My gf always wants to go to Howards (bit out of centre at end of docks) but I'm not too keen on small restaurants...

edit: only the HdeV will be more than 40 quid a head (and some of their wines cost hundreds) - nearly every other place I know in Bristol has entrees below 20 quid.


----------



## WasGeri (Oct 24, 2005)

J77 said:
			
		

> Hotel de Vin's touted in some places as one of the best restaurant in the UK - and it is nice in there



It has a very nice ambience but I wouldn't say the food is the best I've ever eaten. It's decent, but not outstanding - in my opinion, anyway.


----------



## easy g (Oct 24, 2005)

Sunspots said:
			
		

> Bell's Diner?



Bell's Diner...that's it

he swears by it...and he likes his tucker 

(I'm looking forward to going back to the one-stop thali sooner rather than later!)


----------



## bristol_citizen (Oct 24, 2005)

easy g said:
			
		

> Bell's Diner...that's it
> 
> he swears by it...and he likes his tucker
> 
> (I'm looking forward to going back to the one-stop thali sooner rather than later!)



Unfortunately Chris Wickes at Bell's Diner went all Heston Blumenthal a couple of years back. If you like very small portions of weird food it's great. Otherwise...
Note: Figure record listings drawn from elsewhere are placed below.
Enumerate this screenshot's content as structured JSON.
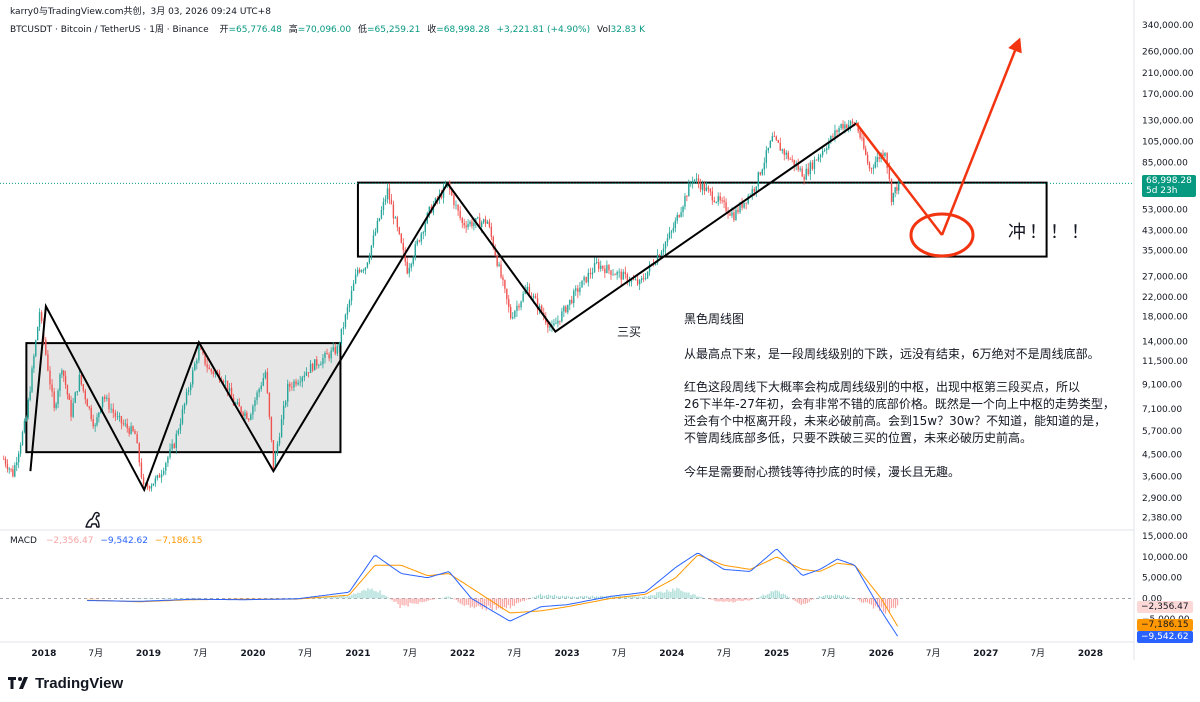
{
  "header": {
    "author_line": "karry0与TradingView.com共创，3月 03, 2026 09:24 UTC+8",
    "symbol": "BTCUSDT · Bitcoin / TetherUS · 1周 · Binance",
    "open_label": "开",
    "open": "=65,776.48",
    "high_label": "高",
    "high": "=70,096.00",
    "low_label": "低",
    "low": "=65,259.21",
    "close_label": "收",
    "close": "=68,998.28",
    "change": "+3,221.81 (+4.90%)",
    "vol_label": "Vol",
    "vol": "32.83 K"
  },
  "price_axis": {
    "ticks": [
      "340,000.00",
      "260,000.00",
      "210,000.00",
      "170,000.00",
      "130,000.00",
      "105,000.00",
      "85,000.00",
      "68,998.28",
      "53,000.00",
      "43,000.00",
      "35,000.00",
      "27,000.00",
      "22,000.00",
      "18,000.00",
      "14,000.00",
      "11,500.00",
      "9,100.00",
      "7,100.00",
      "5,700.00",
      "4,500.00",
      "3,600.00",
      "2,900.00",
      "2,380.00"
    ],
    "current_price": "68,998.28",
    "current_countdown": "5d 23h"
  },
  "macd_axis": {
    "ticks": [
      "15,000.00",
      "10,000.00",
      "5,000.00",
      "0.00",
      "−5,000.00"
    ]
  },
  "macd_legend": {
    "label": "MACD",
    "hist": "−2,356.47",
    "macd": "−9,542.62",
    "signal": "−7,186.15"
  },
  "macd_tags": {
    "hist": "−2,356.47",
    "signal": "−7,186.15",
    "macd": "−9,542.62"
  },
  "time_axis": [
    "2018",
    "7月",
    "2019",
    "7月",
    "2020",
    "7月",
    "2021",
    "7月",
    "2022",
    "7月",
    "2023",
    "7月",
    "2024",
    "7月",
    "2025",
    "7月",
    "2026",
    "7月",
    "2027",
    "7月",
    "2028"
  ],
  "annotations": {
    "san_mai": "三买",
    "chong": "冲！！！",
    "title": "黑色周线图",
    "para1": "从最高点下来，是一段周线级别的下跌，远没有结束，6万绝对不是周线底部。",
    "para2_l1": "红色这段周线下大概率会构成周线级别的中枢，出现中枢第三段买点，所以",
    "para2_l2": "26下半年-27年初，会有非常不错的底部价格。既然是一个向上中枢的走势类型，",
    "para2_l3": "还会有个中枢离开段，未来必破前高。会到15w？30w？不知道，能知道的是，",
    "para2_l4": "不管周线底部多低，只要不跌破三买的位置，未来必破历史前高。",
    "para3": "今年是需要耐心攒钱等待抄底的时候，漫长且无趣。"
  },
  "branding": {
    "logo_text": "TradingView"
  },
  "colors": {
    "up": "#26a69a",
    "down": "#ef5350",
    "annotation_red": "#f23411",
    "macd_line": "#2962ff",
    "signal_line": "#ff9800",
    "hist_up": "#26a69a",
    "hist_down": "#ef5350",
    "price_tag": "#089981"
  },
  "chart_data": {
    "type": "candlestick",
    "symbol": "BTCUSDT",
    "interval": "1W",
    "y_scale": "log",
    "ylim": [
      2100,
      380000
    ],
    "xlim": [
      "2017-08-01",
      "2028-06-01"
    ],
    "close_path": [
      [
        "2017-08-14",
        4300
      ],
      [
        "2017-09-15",
        3700
      ],
      [
        "2017-11-01",
        6500
      ],
      [
        "2017-12-17",
        19000
      ],
      [
        "2018-02-06",
        7000
      ],
      [
        "2018-03-05",
        11000
      ],
      [
        "2018-04-06",
        6800
      ],
      [
        "2018-05-05",
        9700
      ],
      [
        "2018-06-29",
        5900
      ],
      [
        "2018-07-25",
        8200
      ],
      [
        "2018-09-15",
        6400
      ],
      [
        "2018-11-15",
        5500
      ],
      [
        "2018-12-15",
        3200
      ],
      [
        "2019-02-01",
        3500
      ],
      [
        "2019-04-01",
        5000
      ],
      [
        "2019-06-26",
        13000
      ],
      [
        "2019-08-01",
        10500
      ],
      [
        "2019-09-20",
        9800
      ],
      [
        "2019-10-25",
        7500
      ],
      [
        "2019-12-17",
        6600
      ],
      [
        "2020-02-13",
        10300
      ],
      [
        "2020-03-12",
        4000
      ],
      [
        "2020-05-01",
        8800
      ],
      [
        "2020-07-27",
        11000
      ],
      [
        "2020-10-21",
        13000
      ],
      [
        "2020-12-31",
        29000
      ],
      [
        "2021-01-27",
        30000
      ],
      [
        "2021-04-14",
        64000
      ],
      [
        "2021-06-22",
        29000
      ],
      [
        "2021-09-07",
        52000
      ],
      [
        "2021-11-10",
        68000
      ],
      [
        "2021-12-31",
        46000
      ],
      [
        "2022-03-29",
        47000
      ],
      [
        "2022-06-18",
        18000
      ],
      [
        "2022-08-15",
        24000
      ],
      [
        "2022-11-09",
        15800
      ],
      [
        "2023-01-31",
        23000
      ],
      [
        "2023-04-14",
        30500
      ],
      [
        "2023-09-11",
        25000
      ],
      [
        "2023-12-31",
        42000
      ],
      [
        "2024-03-14",
        73000
      ],
      [
        "2024-08-05",
        50000
      ],
      [
        "2024-10-15",
        66000
      ],
      [
        "2024-12-17",
        108000
      ],
      [
        "2025-04-07",
        75000
      ],
      [
        "2025-08-14",
        124000
      ],
      [
        "2025-10-06",
        126000
      ],
      [
        "2025-11-21",
        80000
      ],
      [
        "2026-01-14",
        97000
      ],
      [
        "2026-02-06",
        60000
      ],
      [
        "2026-03-03",
        68998.28
      ]
    ],
    "black_waves": [
      [
        "2017-11-15",
        3800
      ],
      [
        "2018-01-08",
        20000
      ],
      [
        "2018-12-17",
        3150
      ],
      [
        "2019-06-26",
        13900
      ],
      [
        "2020-03-12",
        3800
      ],
      [
        "2021-11-10",
        69000
      ],
      [
        "2022-11-21",
        15500
      ],
      [
        "2025-10-06",
        126200
      ]
    ],
    "red_projection": [
      [
        "2025-10-06",
        126200
      ],
      [
        "2026-08-01",
        41000
      ],
      [
        "2027-05-01",
        300000
      ]
    ],
    "zones": [
      {
        "x": [
          "2017-11-01",
          "2020-11-01"
        ],
        "y": [
          4600,
          13800
        ],
        "fill": "#e6e6e6"
      },
      {
        "x": [
          "2021-01-01",
          "2027-08-01"
        ],
        "y": [
          33000,
          69500
        ],
        "fill": "none"
      }
    ],
    "macd": {
      "x": [
        "2018-06-01",
        "2018-12-01",
        "2019-06-01",
        "2019-12-01",
        "2020-06-01",
        "2020-12-01",
        "2021-03-01",
        "2021-06-01",
        "2021-09-01",
        "2021-11-15",
        "2022-02-01",
        "2022-06-15",
        "2022-10-01",
        "2023-01-01",
        "2023-06-01",
        "2023-10-01",
        "2024-01-15",
        "2024-04-01",
        "2024-07-01",
        "2024-10-01",
        "2025-01-01",
        "2025-04-01",
        "2025-06-01",
        "2025-08-01",
        "2025-10-01",
        "2026-01-01",
        "2026-03-03"
      ],
      "macd": [
        -500,
        -700,
        -200,
        -300,
        -100,
        1500,
        10500,
        6000,
        5000,
        6500,
        0,
        -5500,
        -2000,
        -1500,
        500,
        1500,
        7500,
        11000,
        7000,
        6500,
        12000,
        5500,
        7000,
        9500,
        8000,
        -3000,
        -9542.62
      ],
      "signal": [
        -400,
        -800,
        -300,
        -200,
        -150,
        800,
        8000,
        8000,
        5500,
        6000,
        2500,
        -3500,
        -3000,
        -2000,
        0,
        1000,
        5000,
        10500,
        8000,
        7000,
        10000,
        7000,
        6500,
        8500,
        8000,
        0,
        -7186.15
      ],
      "hist": [
        -100,
        100,
        100,
        -100,
        50,
        700,
        2500,
        -2000,
        -500,
        500,
        -2500,
        -2000,
        1000,
        500,
        500,
        500,
        2500,
        500,
        -1000,
        -500,
        2000,
        -1500,
        500,
        1000,
        0,
        -3000,
        -2356.47
      ]
    }
  }
}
Mind you last time we went there Mrs Citizen had a staple in her food. It was great, we got loads of free booze and had a real laugh. It really cheered the night up as it was well po-faced in there.


----------



## DaveCinzano (Oct 24, 2005)

Geri said:
			
		

> not that I am obsessed with deserts or anything


----------



## J77 (Oct 24, 2005)

bristol_citizen said:
			
		

> Unfortunately Chris Wickes at Bell's Diner went all Heston Blumenthal a couple of years back. If you like very small portions of weird food it's great. Otherwise...


I saw they have a snazzy new-look logo as well


----------



## J77 (Oct 24, 2005)

Geri said:
			
		

> It has a very nice ambience but I wouldn't say the food is the best I've ever eaten. It's decent, but not outstanding - in my opinion, anyway.


Yeah - I think the general setting, the big room plus the cigar bar, make it stand out from other restaurants - I like spacious restaurants - the food's second on my priority list


----------



## bristol_citizen (Oct 24, 2005)

J77 said:
			
		

> Yeah - I think the general setting, the big room plus the cigar bar, make it stand out from other restaurants - I like spacious restaurants - the food's second on my priority list



They do a good line in Absinthe cocktails too!


----------



## Zaskar (Oct 27, 2005)

Bells Diner ? Not for me.
Hotel Du Vin, as Geri says, best atmosphere by miles, well sexy and special but for me also the food aint quite up to the standard of some of the others mentioned.  I think Jamesons does better nosh but for the whole romantic thing I would choose hotel dv .


----------